Gelecek göz kırpıyor
Dünya birçok açıdan yeni bir dünya. Daha doğru bir ifadeyle, eski dünyayla yeni dünya arasında bir alacakaranlık kuşağında. Soğuk Savaş’tan sonra bin yıl süreceği zannedilen düzen...
Dünya birçok açıdan yeni bir dünya. Daha doğru bir ifadeyle, eski dünyayla yeni dünya arasında bir alacakaranlık kuşağında. Soğuk Savaş’tan sonra bin yıl süreceği zannedilen düzen çatırdıyor. Yani tarihin sonu gelmedi. Serbest piyasa ekonomisi ve demokrasi sihirli bir formül gibi her yere yayılamadı. MacDonald’s bulunan iki ülkenin savaşmayacağı iddiası mesela Rusya ile Gürcistan’ın kısa savaşından sonra söylenmez oldu.
Daha bir on sene önce büyük bir genişleme adımı atan AB önünü göremiyor. Bırakalım genişlemenin pekişmesini, Birleşik Krallık, AB’den çıktı çıkacak.
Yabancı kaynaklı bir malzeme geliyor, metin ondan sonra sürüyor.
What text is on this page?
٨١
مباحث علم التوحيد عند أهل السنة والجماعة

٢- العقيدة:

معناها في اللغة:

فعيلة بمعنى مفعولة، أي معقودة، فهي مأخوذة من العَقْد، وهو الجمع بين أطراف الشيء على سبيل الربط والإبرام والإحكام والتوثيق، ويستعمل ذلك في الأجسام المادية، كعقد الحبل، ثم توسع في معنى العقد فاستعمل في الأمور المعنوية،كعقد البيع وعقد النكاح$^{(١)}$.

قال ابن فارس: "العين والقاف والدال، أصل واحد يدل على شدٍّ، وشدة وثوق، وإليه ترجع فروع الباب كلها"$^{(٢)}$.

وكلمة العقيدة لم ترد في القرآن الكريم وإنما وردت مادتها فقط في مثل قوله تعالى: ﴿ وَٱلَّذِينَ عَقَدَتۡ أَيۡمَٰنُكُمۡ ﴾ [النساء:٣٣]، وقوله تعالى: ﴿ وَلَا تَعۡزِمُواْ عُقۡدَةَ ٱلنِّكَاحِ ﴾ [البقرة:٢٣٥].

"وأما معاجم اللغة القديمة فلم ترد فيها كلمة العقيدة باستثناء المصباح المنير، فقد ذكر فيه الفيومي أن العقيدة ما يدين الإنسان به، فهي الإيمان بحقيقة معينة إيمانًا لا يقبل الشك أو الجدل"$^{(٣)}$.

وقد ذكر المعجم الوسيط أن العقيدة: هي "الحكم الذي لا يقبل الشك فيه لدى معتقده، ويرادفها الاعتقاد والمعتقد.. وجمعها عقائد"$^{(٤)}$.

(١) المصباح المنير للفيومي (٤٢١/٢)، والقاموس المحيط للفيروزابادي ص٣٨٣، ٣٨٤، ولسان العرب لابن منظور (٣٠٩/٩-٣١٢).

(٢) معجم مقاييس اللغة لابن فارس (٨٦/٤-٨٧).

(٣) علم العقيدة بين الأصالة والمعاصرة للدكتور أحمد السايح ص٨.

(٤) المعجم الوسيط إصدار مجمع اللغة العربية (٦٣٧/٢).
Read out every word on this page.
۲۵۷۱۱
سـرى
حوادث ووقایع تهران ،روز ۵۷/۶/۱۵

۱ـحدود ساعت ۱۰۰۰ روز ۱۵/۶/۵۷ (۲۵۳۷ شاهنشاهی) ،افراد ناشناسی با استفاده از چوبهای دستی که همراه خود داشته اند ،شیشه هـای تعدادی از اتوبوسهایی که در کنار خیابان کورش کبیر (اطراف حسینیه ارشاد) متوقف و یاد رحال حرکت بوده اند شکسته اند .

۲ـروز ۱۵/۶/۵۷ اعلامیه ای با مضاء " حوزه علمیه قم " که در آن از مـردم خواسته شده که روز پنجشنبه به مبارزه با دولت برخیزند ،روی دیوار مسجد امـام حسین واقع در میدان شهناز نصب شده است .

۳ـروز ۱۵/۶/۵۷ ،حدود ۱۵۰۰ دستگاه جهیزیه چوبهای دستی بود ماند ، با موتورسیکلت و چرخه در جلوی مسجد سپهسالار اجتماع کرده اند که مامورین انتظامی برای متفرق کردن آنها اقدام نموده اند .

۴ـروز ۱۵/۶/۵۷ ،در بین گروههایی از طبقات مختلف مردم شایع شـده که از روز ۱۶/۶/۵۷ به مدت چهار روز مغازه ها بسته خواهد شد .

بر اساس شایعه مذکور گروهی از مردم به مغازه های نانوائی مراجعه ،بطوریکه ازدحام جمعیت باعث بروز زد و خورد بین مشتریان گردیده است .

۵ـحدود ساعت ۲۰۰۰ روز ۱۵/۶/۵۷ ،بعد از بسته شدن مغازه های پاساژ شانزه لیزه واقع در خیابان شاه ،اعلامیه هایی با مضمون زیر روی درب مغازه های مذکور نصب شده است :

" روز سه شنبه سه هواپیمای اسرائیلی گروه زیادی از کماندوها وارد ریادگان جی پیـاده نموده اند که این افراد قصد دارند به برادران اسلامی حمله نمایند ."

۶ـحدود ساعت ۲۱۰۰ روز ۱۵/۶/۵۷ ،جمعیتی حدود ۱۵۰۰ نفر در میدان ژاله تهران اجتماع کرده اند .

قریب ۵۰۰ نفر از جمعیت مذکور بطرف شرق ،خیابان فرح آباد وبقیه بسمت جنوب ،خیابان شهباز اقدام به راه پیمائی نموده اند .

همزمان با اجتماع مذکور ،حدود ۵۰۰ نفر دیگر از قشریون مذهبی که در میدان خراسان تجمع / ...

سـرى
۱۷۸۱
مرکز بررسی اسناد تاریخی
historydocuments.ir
Dünyanın neredeyse her yerinde demokratik değerler aşınmakta. 2008 ekonomik krizinin etkilerinin çoğu kişinin tahmin ettiğinden daha etkili olduğu anlaşılıyor. Öyle ki, krizden bu yana artan sistem karşıtlığı, yeni otoriter rejimlere iyiden iyiye yol açtı. Bu yeni otoriter rejimler, çoğulcu demokrasinin merkezi olma iddiasındaki AB’nin de içine sızdı. Macaristan ya da Polonya gibi örneklerde sızma çok açık.
Ancak Avrupa’nın her yerinde sistem karşıtı partiler yükselişte. Bunların yükselişinin merkez partileri etkilememesi de düşünülemez. Yakın bir gelecekte AB sathında popülist, milliyetçi, yabancı düşmanı ve içe kapanmacı iktidarların ardı ardına iktidara gelmesi büyük bir sürpriz olmayacak.
ABD’de de bu riskten uzak değil. Başkanlığa aday olacağı bile düşünülmeyenDonald Trump’ın Amerikan toplumunda ciddi bir karşılık bulması bu genel gidişatın bir parçası.